Figures from the latest Prodap Report show most respondents, from more than 150 active land and housing developers operating within the Coast’s local government area, expect to complete more than 100 lots in the next 12 months.
Master Builders Queensland (MBQ) housing policy director Paul Bidwell agrees that developers think conditions will improve.
“The MBQ snapshot of industry conditions for the September quarter shows the Gold Coast residential property market is still in a very grim state,” says Bidwell.
“Our view is it will improve across the state because the fundamentals are quite positive, but they don’t expect to reach satisfactory levels by the end of the year.”
Research from Prodap shows aggregate sales of residential land and housing developments rose by 4 per cent during the September quarter of 2011. Although only two projects sold more than eight lots per month, 12 projects are expected to record sales at the same rate next year.
However, the higher production levels do not take into consideration the flow-on effects of the Gold Coast being successful in its bid to host the 2012 Commonwealth Games.
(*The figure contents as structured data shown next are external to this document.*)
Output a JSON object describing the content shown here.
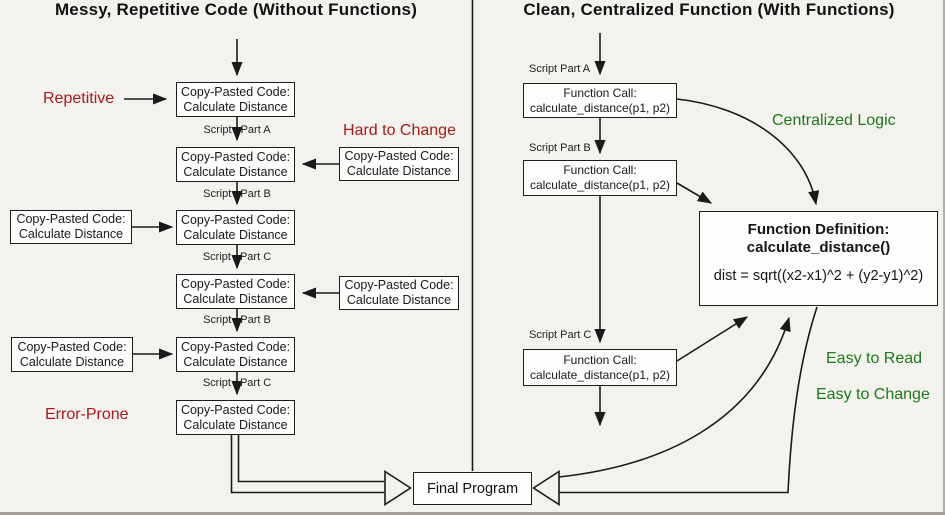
{
  "left_panel": {
    "title": "Messy, Repetitive Code (Without Functions)",
    "copy_box": {
      "line1": "Copy-Pasted Code:",
      "line2": "Calculate Distance"
    },
    "annotations": {
      "repetitive": "Repetitive",
      "hard_to_change": "Hard to Change",
      "error_prone": "Error-Prone"
    },
    "steps": [
      {
        "l": "Script",
        "r": "Part A"
      },
      {
        "l": "Script",
        "r": "Part B"
      },
      {
        "l": "Script",
        "r": "Part C"
      },
      {
        "l": "Script",
        "r": "Part B"
      },
      {
        "l": "Script",
        "r": "Part C"
      }
    ]
  },
  "right_panel": {
    "title": "Clean, Centralized Function (With Functions)",
    "function_call": {
      "line1": "Function Call:",
      "line2": "calculate_distance(p1, p2)"
    },
    "steps": [
      "Script Part A",
      "Script Part B",
      "Script Part C"
    ],
    "function_definition": {
      "line1": "Function Definition:",
      "line2": "calculate_distance()",
      "formula": "dist = sqrt((x2-x1)^2 + (y2-y1)^2)"
    },
    "annotations": {
      "centralized_logic": "Centralized Logic",
      "easy_to_read": "Easy to Read",
      "easy_to_change": "Easy to Change"
    }
  },
  "final_program": {
    "label": "Final Program"
  },
  "colors": {
    "annotation_red": "#a81a16",
    "annotation_green": "#1a7a1a",
    "line": "#1a1a1a",
    "background": "#f4f2ef",
    "box_fill": "#fdfdfc"
  }
}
Economists predict the Reserve Bank of Australia will cut the base interest rate by 0.75 per cent in the new year. This could see comparison mortgage rates dip below 6 per cent per annum by the end of 2012.
Report author Bill Morris says the development industry will benefit from a fall in interest rates.
“House mortgages are difficult to qualify for at inflated prices and high interest rates,” says Morris.
“The Reserve Bank has been out of touch with the property market for some time, and no amount of token rebates from governments can overcome that.”
Bidwell blames the Gold Coast City Council’s planning approval process and infrastructure charges for being the biggest constraint to growth in the city’s property market.
“We have a planning system that has a long way to go before it’s efficiently responsive to market requirements,” he says.
“The process needs to be changed so that it balances competing interests and finishes in a timely way to give builders certainty.”